Estou há uma semana aqui, neste quarto, nesta zona sossegada do hospital, onde tentam prolongar-me a vida. Mas eu não quero que me prolonguem esta vida. Vida! Que vida julgam que é? Isto não é vida. E quem disser que é não está a ser honesto. Há gente aqui para tratar de mim. Não posso ir sossegado à casa-de-banho, porque já não consigo. Ontem mijei-me todo. Já não me controlo. Não há vida nesta cama. A vida, como a conheci, terminou.
Estou cheio de dores. Tenho metástases por todo o corpo. Sei que não me espera nenhum milagre. Porque não acredito em milagres. Não sou religioso. Mas gostava de ser. Gostava de acreditar em tudo o que me contaram ao longo da vida. Não consigo.

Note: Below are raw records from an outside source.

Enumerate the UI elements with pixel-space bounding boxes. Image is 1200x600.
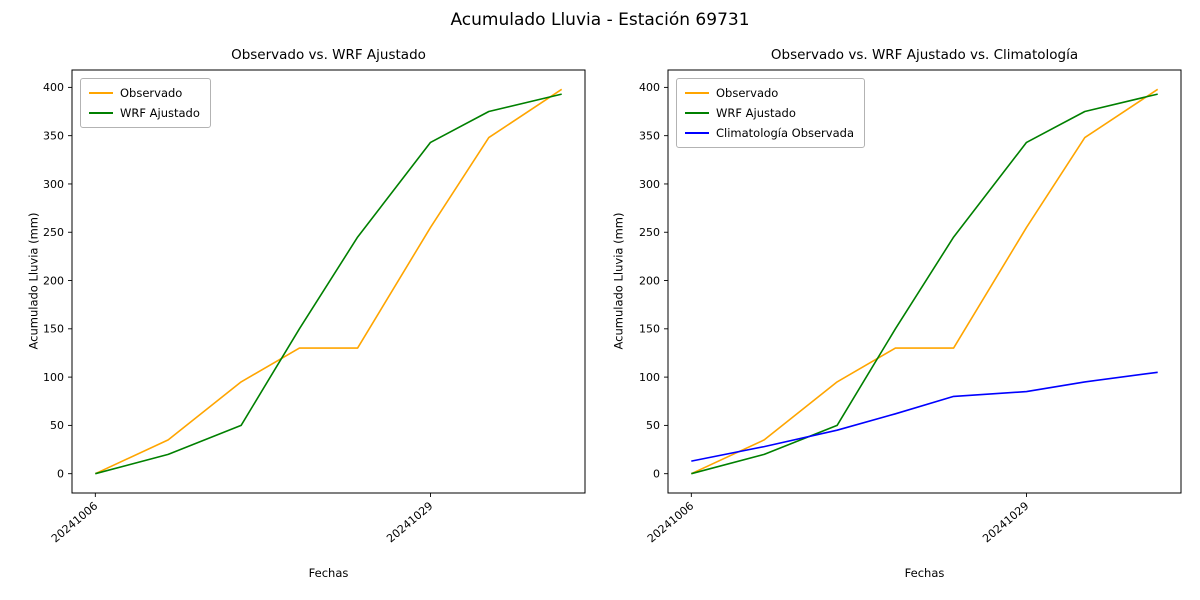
series-line-wrf-ajustado [691, 93, 1158, 475]
legend-line-sample [89, 112, 113, 114]
legend-line-sample [685, 132, 709, 134]
left-y-axis-label: Acumulado Lluvia (mm) [26, 212, 41, 350]
legend-item-observado: Observado [685, 86, 854, 100]
y-tick-label: 200 [639, 274, 660, 287]
x-tick-label: 20241006 [645, 499, 696, 545]
x-tick-label: 20241029 [384, 499, 435, 545]
legend-label: WRF Ajustado [716, 106, 796, 120]
legend-label: Observado [716, 86, 779, 100]
series-line-climatología-observada [691, 371, 1158, 462]
figure-title: Acumulado Lluvia - Estación 69731 [450, 10, 750, 30]
y-tick-label: 150 [639, 323, 660, 336]
right-y-axis-label: Acumulado Lluvia (mm) [611, 212, 626, 350]
y-tick-label: 250 [43, 226, 64, 239]
subplot-right-title: Observado vs. WRF Ajustado vs. Climatolo… [770, 47, 1079, 63]
y-tick-label: 100 [639, 371, 660, 384]
y-tick-label: 400 [43, 81, 64, 94]
left-x-axis-label: Fechas [308, 566, 349, 580]
series-line-observado [690, 88, 1159, 475]
series-line-wrf-ajustado [95, 93, 562, 475]
legend-item-climatología-observada: Climatología Observada [685, 126, 854, 140]
y-tick-label: 0 [57, 467, 64, 480]
legend-line-sample [685, 92, 709, 94]
y-tick-label: 50 [646, 419, 660, 432]
x-tick-label: 20241029 [980, 499, 1031, 545]
y-tick-label: 400 [639, 81, 660, 94]
y-tick-label: 350 [639, 129, 660, 142]
y-tick-label: 100 [43, 371, 64, 384]
y-tick-label: 50 [50, 419, 64, 432]
legend-line-sample [685, 112, 709, 114]
series-line-observado [94, 88, 563, 475]
legend-label: WRF Ajustado [120, 106, 200, 120]
y-tick-label: 300 [639, 178, 660, 191]
y-tick-label: 0 [653, 467, 660, 480]
legend-label: Climatología Observada [716, 126, 854, 140]
legend-item-wrf-ajustado: WRF Ajustado [89, 106, 200, 120]
y-tick-label: 350 [43, 129, 64, 142]
legend-item-wrf-ajustado: WRF Ajustado [685, 106, 854, 120]
legend-label: Observado [120, 86, 183, 100]
right-x-axis-label: Fechas [904, 566, 945, 580]
y-tick-label: 200 [43, 274, 64, 287]
x-tick-label: 20241006 [49, 499, 100, 545]
legend-item-observado: Observado [89, 86, 200, 100]
y-tick-label: 300 [43, 178, 64, 191]
y-tick-label: 150 [43, 323, 64, 336]
right-legend: Observado WRF Ajustado Climatología Observ… [676, 78, 865, 148]
left-legend: Observado WRF Ajustado [80, 78, 211, 128]
subplot-left-title: Observado vs. WRF Ajustado [231, 47, 426, 63]
y-tick-label: 250 [639, 226, 660, 239]
legend-line-sample [89, 92, 113, 94]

Queria ir-me embora. Parar com estas dores e com as visitas destas senhoras, muito simpáticas, mas que me deixam com uma neura do tamanho do Domingo. Falam muito, falam demasiado, com as suas vozinhas irritantemente suaves e fininhas. Não quero que me venham falar de Deus, de Allah nem de Buda. Não acredito na vida depois da morte. Não acredito em nada e não quero acreditar nas fantasias que vocês me querem enfiar na cabeça.
Só queria um pouco de dignidade. Poder partir em paz com o mundo e comigo.
Não quero saber da minha mulher, dos meus filhos, do cão ou do Benfica. Só quero que eles fiquem bem. Que não se preocupem comigo. Que vivam as suas vidas em pleno até ao fim. Só quero que vivam as suas vidas da mesma forma que queria que me deixassem viver a minha. Mesmo que a minha escolha seja a morte. Fugir a estas dores insuportáveis. E não obrigar ninguém a ter de as partilhar comigo. Não quero viver a vida através de terceiros.
Se eu partir, parto em paz. E vocês ficam em paz. E a memória com que vão ficar de mim é de alguém que vos amou, vos ama, e que partiu em paz.
Estou a olhar para o tecto. Ouço a voz da enfermeira a dizer-me que amanhã é outro dia. Mas eu já não quero ver esse dia. Já não consigo ler, ouvir, falar, cantar, correr, comer, beber, amar…
Vivi a minha vida da maneira que vivi. Da maneira que pude viver. Que consegui viver. E amei cada pedaço dessa vida. Mas terminou. Não me obriguem a odiá-la, a ela e a vocês.
Sabem como é que me sinto? Fazem ideia de como me sinto? Querem saber mesmo como é que me sinto?
Eu quero poder ser eu até ao fim dos meus dias. Só isso.